Si tratterebbe di una norma di reciprocità, nel senso che ristabilisce la parità tra cittadini italiani residenti in Italia e all’estero. In realtà, se questa era la nobile intenzione, non solo non raggiunge l’obiettivo ma conferma la disparità: un cittadino italiano residente all’estero può candidarsi in Italia solo esercitando l’opzione, entro tempi regolati dalla legge, e solo nel comune AIRE di ultima residenza, e non può scegliere in quale ripartizione della circoscrizione estero candidarsi, cosa invece possibile al residente in Italia che sceglie due volte, se candidarsi all’estero o in Italia e successivamente anche dove, scelta quest’ultima preclusa al residente all’estero.
Ma anche qui, oltre la sostanza, esiste la forma: chi e quando aveva posto nuovamente all’attenzione del legislatore il tema della reciprocità costituzionale e come? A noi non risultano notizie in tal senso. Il “peccato originale”, cioè l’emendamento Lupi prima che venisse riformulato, nulla aveva di costituzionalmente rilevante ed avrebbe creato le condizioni per una totale subalternità dei cittadini italiani residenti all’estero. Sono certo che dopo 16 anni dall’approvazione della legge la discussione sul comma 4 dell’articolo 8 della 459 del 2001 sia passato alla storia. Ma anche con una nobile discussione che riporto per intero sintetizzandola in questo modo: l’unicità della Circoscrizione estero. Il relatore al Senato, Sen. Soda, illustrando il provvedimento, ricordò che la formulazione dell’articolo 48, che istituisce la circoscrizione estero, al terzo paragrafo riconosce “ai cittadini italiani residenti all’estero il diritto ad una loro rappresentanza politica in ragione della particolare condizione in cui si trovano” e questa “unicità” trova conferma negli articoli 56 e 57 che fissa il numero dei seggi assegnati alla circoscrizione Estero che resta immutabile, resta costituzionalmente immutabile, qualunque sia il numero degli abitanti.
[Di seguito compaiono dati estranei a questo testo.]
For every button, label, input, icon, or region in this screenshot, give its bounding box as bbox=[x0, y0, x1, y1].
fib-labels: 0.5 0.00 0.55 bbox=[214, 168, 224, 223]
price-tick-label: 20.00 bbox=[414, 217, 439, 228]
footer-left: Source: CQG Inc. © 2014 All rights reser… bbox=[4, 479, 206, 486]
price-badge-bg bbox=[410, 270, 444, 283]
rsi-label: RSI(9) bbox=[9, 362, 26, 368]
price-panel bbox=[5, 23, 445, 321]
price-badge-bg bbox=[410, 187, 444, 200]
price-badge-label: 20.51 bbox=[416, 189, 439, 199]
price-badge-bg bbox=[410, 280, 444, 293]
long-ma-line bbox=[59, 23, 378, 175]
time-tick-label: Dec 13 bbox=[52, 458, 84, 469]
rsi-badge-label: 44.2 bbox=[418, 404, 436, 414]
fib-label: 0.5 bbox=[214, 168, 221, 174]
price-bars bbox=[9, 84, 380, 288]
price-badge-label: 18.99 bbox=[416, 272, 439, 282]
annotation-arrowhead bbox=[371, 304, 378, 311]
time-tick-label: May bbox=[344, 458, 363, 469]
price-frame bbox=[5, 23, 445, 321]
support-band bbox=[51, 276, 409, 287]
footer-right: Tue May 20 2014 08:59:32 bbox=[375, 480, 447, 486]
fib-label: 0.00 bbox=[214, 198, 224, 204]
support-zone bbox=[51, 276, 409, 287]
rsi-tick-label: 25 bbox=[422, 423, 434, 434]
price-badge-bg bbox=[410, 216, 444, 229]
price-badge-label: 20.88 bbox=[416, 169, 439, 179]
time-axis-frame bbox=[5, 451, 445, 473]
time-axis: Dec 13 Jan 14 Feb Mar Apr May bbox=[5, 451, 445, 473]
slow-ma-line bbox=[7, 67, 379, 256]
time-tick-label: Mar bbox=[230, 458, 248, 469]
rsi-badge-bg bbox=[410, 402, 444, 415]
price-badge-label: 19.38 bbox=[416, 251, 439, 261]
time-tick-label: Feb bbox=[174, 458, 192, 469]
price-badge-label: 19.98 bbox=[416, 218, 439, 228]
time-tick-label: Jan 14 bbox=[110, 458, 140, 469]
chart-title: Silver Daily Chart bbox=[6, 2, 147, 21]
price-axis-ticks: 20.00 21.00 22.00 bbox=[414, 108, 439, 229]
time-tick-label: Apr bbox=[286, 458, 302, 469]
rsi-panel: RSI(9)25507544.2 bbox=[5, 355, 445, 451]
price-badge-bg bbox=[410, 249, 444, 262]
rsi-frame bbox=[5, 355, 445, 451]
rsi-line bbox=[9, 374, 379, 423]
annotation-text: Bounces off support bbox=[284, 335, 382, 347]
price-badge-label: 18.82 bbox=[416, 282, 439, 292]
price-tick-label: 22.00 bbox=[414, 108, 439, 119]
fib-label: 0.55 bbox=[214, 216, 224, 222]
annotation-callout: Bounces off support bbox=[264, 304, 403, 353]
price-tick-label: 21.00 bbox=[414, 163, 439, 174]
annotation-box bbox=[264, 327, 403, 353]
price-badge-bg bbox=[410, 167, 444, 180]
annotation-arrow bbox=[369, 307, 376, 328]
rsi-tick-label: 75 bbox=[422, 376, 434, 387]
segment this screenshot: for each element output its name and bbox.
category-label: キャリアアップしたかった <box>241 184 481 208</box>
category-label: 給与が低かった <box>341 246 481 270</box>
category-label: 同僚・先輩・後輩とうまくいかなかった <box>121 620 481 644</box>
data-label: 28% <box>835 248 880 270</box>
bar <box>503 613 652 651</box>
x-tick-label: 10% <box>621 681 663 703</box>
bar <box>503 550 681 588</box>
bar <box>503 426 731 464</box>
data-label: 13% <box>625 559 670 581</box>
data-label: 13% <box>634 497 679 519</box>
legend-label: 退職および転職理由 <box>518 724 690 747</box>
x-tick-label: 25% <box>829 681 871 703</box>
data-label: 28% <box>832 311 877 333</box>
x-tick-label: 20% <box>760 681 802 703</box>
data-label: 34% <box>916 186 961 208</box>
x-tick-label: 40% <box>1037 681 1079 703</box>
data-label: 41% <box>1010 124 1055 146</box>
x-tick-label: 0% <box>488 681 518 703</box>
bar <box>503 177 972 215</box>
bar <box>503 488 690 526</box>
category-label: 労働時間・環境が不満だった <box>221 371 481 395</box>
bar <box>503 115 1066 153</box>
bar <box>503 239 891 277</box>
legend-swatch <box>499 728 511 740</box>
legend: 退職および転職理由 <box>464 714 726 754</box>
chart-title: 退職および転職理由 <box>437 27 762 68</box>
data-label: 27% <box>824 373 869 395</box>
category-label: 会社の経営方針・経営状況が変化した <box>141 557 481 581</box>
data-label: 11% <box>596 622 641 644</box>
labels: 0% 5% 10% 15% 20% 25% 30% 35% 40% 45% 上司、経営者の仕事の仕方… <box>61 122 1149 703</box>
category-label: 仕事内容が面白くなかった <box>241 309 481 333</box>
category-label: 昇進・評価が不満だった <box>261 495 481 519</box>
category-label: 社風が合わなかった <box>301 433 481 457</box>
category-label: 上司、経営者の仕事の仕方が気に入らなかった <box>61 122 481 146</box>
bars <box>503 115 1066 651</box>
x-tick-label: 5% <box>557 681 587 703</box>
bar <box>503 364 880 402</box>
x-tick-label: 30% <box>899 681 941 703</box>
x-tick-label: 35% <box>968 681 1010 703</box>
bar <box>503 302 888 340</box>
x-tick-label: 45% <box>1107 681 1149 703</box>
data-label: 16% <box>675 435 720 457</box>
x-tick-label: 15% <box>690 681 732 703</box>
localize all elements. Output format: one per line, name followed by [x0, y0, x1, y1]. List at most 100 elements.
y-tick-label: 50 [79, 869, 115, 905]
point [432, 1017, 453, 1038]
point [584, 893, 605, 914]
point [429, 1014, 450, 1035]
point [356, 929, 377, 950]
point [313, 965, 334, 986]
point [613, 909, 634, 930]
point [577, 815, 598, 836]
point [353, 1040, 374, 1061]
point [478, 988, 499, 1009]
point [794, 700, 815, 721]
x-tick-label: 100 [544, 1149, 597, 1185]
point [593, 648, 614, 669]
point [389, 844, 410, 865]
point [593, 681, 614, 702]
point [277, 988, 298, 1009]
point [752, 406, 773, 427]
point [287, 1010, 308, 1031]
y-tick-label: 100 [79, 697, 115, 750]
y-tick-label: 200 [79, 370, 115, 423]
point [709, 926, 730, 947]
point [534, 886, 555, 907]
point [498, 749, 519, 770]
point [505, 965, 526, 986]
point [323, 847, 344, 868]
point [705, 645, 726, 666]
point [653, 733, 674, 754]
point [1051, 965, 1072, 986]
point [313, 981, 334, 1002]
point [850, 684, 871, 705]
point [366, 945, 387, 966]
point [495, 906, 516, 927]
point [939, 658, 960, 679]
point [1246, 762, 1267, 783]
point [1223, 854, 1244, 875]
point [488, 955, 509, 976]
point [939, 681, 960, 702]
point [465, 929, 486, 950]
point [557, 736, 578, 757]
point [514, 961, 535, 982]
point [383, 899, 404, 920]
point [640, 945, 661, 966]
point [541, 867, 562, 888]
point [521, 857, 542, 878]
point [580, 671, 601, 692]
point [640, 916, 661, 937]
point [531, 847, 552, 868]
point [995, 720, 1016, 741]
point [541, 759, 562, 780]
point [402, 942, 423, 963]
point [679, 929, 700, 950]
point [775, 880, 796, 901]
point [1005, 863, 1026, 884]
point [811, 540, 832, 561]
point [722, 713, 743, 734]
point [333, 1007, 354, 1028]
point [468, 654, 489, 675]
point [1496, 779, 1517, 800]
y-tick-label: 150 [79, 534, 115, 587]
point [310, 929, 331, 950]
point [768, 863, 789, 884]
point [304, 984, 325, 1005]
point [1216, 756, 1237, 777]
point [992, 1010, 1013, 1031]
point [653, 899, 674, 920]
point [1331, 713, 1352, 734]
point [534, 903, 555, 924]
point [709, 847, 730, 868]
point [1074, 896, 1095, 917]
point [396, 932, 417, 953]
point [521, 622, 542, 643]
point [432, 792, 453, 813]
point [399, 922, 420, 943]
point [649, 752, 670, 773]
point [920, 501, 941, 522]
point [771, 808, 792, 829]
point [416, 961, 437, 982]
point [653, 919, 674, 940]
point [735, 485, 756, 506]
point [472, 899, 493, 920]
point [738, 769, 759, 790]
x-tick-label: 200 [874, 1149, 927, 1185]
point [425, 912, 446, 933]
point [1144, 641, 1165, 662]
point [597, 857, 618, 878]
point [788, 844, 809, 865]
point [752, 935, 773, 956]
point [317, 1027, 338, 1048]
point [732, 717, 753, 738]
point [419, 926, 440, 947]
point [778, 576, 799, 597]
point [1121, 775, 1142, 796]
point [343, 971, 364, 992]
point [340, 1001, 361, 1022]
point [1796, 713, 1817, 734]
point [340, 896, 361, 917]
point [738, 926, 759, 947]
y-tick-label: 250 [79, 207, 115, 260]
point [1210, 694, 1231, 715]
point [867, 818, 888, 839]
Questo ragionamento politico e costituzionale, allora ed oggi, dovrebbe convincere tutti sulla necessità che i rappresentanti eletti nella Circoscrizione estero debbano essere cittadini italiani residenti all’estero. Per questa ragione con la collega La Marca abbiamo voluto dare un segnale non partecipando al voto sull’articolo 5. Abbiamo votato la legge elettorale, cioè la possibilità concreta di dare al Paese una legge omogenea tra Camera e Senato, dopo il fallito tentativo con il M5S, nonostante i tre voti di fiducia, perché con senso di responsabilità abbiamo dato priorità alle esigenze del Paese.
Rimane l’amarezza per aver volutamente evitato il dibattito. La delusione di tanti che avrebbero voluto modificare la legge che consente l’esercizio in loco del diritto di voto prevedendo i collegi oppure semplicemente migliorando l’attuazione pratica delle norme per migliorarne l’operatività e ridurre i tanti, troppi, voti nulli. La vergogna per un dibattito strumentalizzato dai media e dagli oppositori storici del voto all’estero. Le trivialità ascoltate dentro e fuori dall’aula. La tristezza per coloro che ancora oggi, nonostante l’evidenza, cercano di minimizzare l’accaduto. Il senso di imbarazzo per chi ha cercato di strumentalizzare altri aspetti delle modifiche per puri fini di collegio e la preoccupazione che questo passaggio può indebolire la rappresentanza e portare ad epiloghi di analogo segno.